Почему сигналы охранительно-ретроградского свойства всегда усваиваются лучше? Это продукт, который привыкли усваивать. А любые призывы к демократии, к правовому государству, свободе воспринимаются с некоторым подозрением: а что дальше, а к чему это приведет? Люди не хотят жить в ситуации, когда они отвечают за свои поступки, а не государство, как некий родитель, направляет их и ведет. 70-летняя история Советского Союза, к сожалению, приучила людей к очень дурным вещам.

Сергей Медведев: О наследии чекизма, о том, что имелось в виду в интервью Александра Бортникова перед 100-летием ВЧК, говорит правозащитник Сергей Шаров-Делоне.

Это те же самые люди с теми же самыми мозгами

Сергей Шаров-Делоне: Все это единая нить, которая не прерывается. Это те же самые люди с теми же самыми мозгами. Такие мозги вообще свойственны всем спецслужбам в мире. Все спецслужбы в мире – это люди, которые во многом чувствуют себя белой костью, потому что они в закрытом режиме как бы дергают за ниточки мир и поправляют его так, как считают нужным, или так, как им указывает руководство.

Сергей Шаров-Делоне

В демократическом обществе такие службы нужны, но они находятся под очень пристальным контролем.

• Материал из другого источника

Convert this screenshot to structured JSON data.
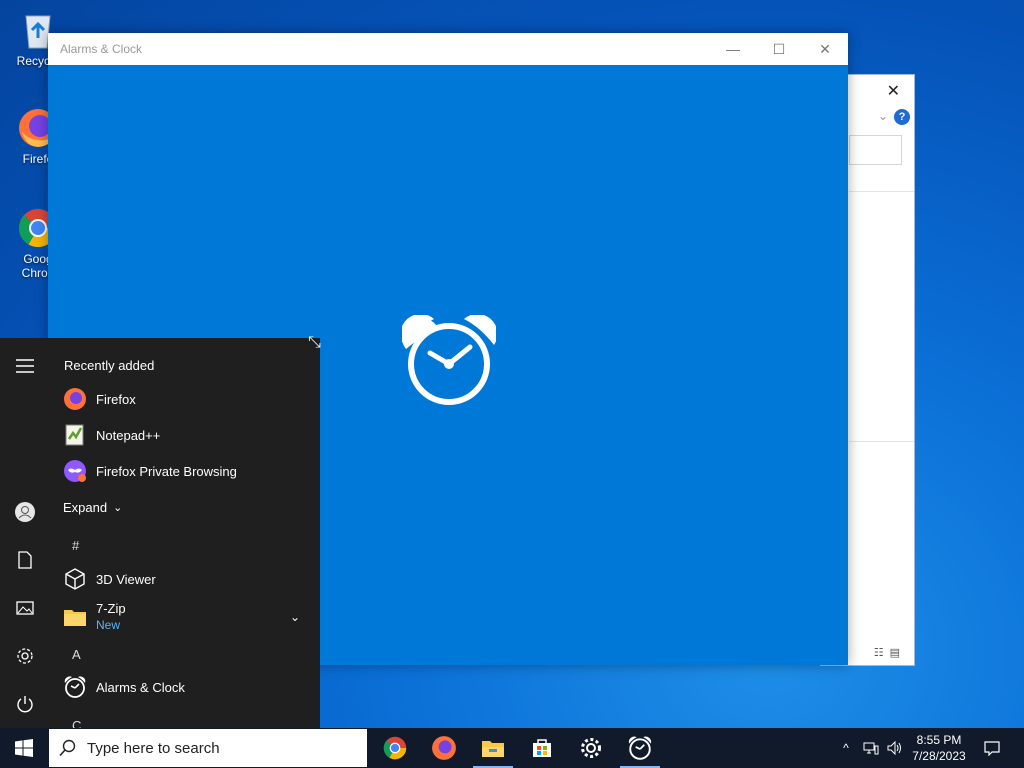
{
  "desktop": {
    "icons": [
      {
        "label": "Recycle",
        "icon": "recycle-bin-icon"
      },
      {
        "label": "Firefo",
        "icon": "firefox-icon"
      },
      {
        "label": "Goog Chron",
        "icon": "chrome-icon"
      }
    ]
  },
  "app_window": {
    "title": "Alarms & Clock",
    "minimize": "—",
    "maximize": "☐",
    "close": "✕",
    "accent": "#0078d7",
    "splash_icon": "alarm-clock-icon"
  },
  "background_window": {
    "close": "✕",
    "help": "?"
  },
  "start_menu": {
    "recently_added_label": "Recently added",
    "recent": [
      {
        "label": "Firefox",
        "icon": "firefox-icon"
      },
      {
        "label": "Notepad++",
        "icon": "notepad-plus-plus-icon"
      },
      {
        "label": "Firefox Private Browsing",
        "icon": "firefox-private-icon"
      }
    ],
    "expand_label": "Expand",
    "sections": [
      {
        "letter": "#",
        "apps": [
          {
            "label": "3D Viewer",
            "icon": "3d-viewer-icon"
          },
          {
            "label": "7-Zip",
            "badge": "New",
            "icon": "folder-icon"
          }
        ]
      },
      {
        "letter": "A",
        "apps": [
          {
            "label": "Alarms & Clock",
            "icon": "alarm-clock-icon"
          }
        ]
      },
      {
        "letter": "C",
        "apps": []
      }
    ]
  },
  "taskbar": {
    "search_placeholder": "Type here to search",
    "pinned": [
      "chrome-icon",
      "firefox-icon",
      "file-explorer-icon",
      "store-icon",
      "settings-icon",
      "alarm-clock-icon"
    ],
    "time": "8:55 PM",
    "date": "7/28/2023"
  }
}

У нас же, в советской стране, ситуация была совершенно другая. Да, органы госбезопасности, начиная с ЧК, находились под контролем верхушки партии, но они не были никому подконтрольны, и вот это очень существенно. В любом случае, это внутренние игры, а не игры общества.

Чекизм – это тайная внутренняя власть, которая манипулирует обществом, дергая его за ниточки точечными репрессиями, давлением, угрозами, подкупом

А вот в конце советского строя они один раз уже пришли к реальной власти – это было в момент прихода к власти Андропова. На короткий момент спецслужбы оказались просто вообще никем неконтролируемыми, потому что они сами себя контролировали – председатель КГБ стал Генеральным секретарем партии.

Чекизм – это такая тайная внутренняя власть, которая манипулирует обществом, дергая его за ниточки точечными репрессиями, давлением, угрозами, подкупом (все методы хороши). Структура в очень большой степени связана с людьми, которые в ней находятся, да, видимо, туда и идут во многом люди именно с такими наклонностями, с манипулятивными настроениями и с теорией заговоров, но там они еще только приобретают их, возникает профдеформация. Вот набор всего этого плюс бесконтрольность общества создает такого монстра, который начинает пропитывать все общество и играть в нем роль раковой опухоли.

Сергей Медведев: А вообще в истории России за последние 100 лет был ли период, когда существовал гражданский контроль над органами КГБ, МГБ, ВЧК, ФСБ? В 1991–1992?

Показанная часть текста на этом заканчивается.